By David Haimes
The lowest note possible on a guitar is the open low E string. Using a guitar-tuning app
on my phone, I measured the frequencies to be about 80 Hz.
Frequency: 80 Hz
Length: About 25 inches from fixed point to fixed point
Mass: 10 grams (very rough estimate/guess)

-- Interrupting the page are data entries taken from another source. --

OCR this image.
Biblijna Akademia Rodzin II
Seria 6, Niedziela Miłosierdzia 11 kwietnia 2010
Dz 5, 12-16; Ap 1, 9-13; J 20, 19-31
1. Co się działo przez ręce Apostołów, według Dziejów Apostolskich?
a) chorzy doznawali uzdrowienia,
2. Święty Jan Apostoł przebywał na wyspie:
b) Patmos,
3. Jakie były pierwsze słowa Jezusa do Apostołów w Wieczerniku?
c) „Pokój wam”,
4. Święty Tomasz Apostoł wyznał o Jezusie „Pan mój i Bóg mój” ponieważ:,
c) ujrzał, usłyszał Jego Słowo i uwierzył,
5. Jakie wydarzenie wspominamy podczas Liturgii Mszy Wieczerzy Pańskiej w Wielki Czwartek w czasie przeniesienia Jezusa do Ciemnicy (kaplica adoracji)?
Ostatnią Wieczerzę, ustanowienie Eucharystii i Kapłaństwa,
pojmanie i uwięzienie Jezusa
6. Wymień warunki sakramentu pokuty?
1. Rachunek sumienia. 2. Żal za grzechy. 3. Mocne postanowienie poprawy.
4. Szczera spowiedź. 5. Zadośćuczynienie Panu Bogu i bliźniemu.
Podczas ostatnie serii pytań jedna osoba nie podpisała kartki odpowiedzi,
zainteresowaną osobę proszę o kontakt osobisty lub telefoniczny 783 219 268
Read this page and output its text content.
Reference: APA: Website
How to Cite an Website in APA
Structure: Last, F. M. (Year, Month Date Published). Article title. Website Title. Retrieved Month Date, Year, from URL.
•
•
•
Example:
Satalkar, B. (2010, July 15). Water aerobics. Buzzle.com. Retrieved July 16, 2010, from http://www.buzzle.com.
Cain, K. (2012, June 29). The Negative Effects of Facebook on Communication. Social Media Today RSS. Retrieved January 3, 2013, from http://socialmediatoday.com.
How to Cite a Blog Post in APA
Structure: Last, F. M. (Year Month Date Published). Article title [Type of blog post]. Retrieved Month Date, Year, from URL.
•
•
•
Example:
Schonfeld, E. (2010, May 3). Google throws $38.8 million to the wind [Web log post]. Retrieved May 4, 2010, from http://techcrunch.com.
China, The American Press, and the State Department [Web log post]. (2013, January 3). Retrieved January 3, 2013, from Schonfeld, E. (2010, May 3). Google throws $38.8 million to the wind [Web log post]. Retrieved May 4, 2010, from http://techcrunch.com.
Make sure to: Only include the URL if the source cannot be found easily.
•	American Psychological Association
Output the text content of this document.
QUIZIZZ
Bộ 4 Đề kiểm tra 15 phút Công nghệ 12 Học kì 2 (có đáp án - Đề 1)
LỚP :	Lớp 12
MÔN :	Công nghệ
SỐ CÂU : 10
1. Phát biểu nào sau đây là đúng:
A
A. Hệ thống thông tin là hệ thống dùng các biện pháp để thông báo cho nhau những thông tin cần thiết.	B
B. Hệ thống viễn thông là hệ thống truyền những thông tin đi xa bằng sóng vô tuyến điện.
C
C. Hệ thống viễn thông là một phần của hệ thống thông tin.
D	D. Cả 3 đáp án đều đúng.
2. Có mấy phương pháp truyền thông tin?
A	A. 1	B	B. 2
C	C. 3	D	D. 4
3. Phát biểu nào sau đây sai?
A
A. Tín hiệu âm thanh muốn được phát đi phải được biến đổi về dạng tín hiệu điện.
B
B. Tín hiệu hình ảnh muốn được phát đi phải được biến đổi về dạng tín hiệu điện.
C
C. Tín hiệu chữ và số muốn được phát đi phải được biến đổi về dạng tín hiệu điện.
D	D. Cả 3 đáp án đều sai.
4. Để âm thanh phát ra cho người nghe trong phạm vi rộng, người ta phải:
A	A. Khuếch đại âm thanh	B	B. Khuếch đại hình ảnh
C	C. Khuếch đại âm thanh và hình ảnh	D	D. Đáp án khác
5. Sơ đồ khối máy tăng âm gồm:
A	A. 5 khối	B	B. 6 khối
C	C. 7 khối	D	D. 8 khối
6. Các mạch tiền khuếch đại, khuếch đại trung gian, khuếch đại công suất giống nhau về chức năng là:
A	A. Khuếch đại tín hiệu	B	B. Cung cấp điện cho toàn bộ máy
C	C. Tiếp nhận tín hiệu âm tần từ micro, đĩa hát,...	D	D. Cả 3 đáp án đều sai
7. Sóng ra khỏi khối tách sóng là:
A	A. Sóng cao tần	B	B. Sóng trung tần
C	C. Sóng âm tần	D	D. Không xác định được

The Force due to tension equation is
FT = ( m / L ) * v2
We need to find v.
The equation for v is: v = ƒλ
And λ = 2L = 2 (25 inches * (.0254 m / 1 inch) ) = 1.27 m
Now we can solve for v : v = ƒλ = 80 Hz (1.27 m) = 101.6 m/s
Now we can solve for FT= ( .010 kg / (25 inch (.0254m/1 inch) ) * (101.6 m/s)2 = 65 N
So the approximate tension on the string is 65 N
The website lists the recommended tension for the string on my guitar to be 27 lbs which
is about 120 N. Assuming all the calculations are correct, the one big assumption/
approximation I made was the mass of the string. Working backwards, a tension of 120 N
would require a mass of…
m = FT / (v2*L) = 120 N / (101.6 m/s * 1.27m) = .0092 kg
I plan to bring the string to lab on Thursday to see how close the mass of the string is to
this! However, the string is larger than length used in the equation, due to excess beyond
the fixed points.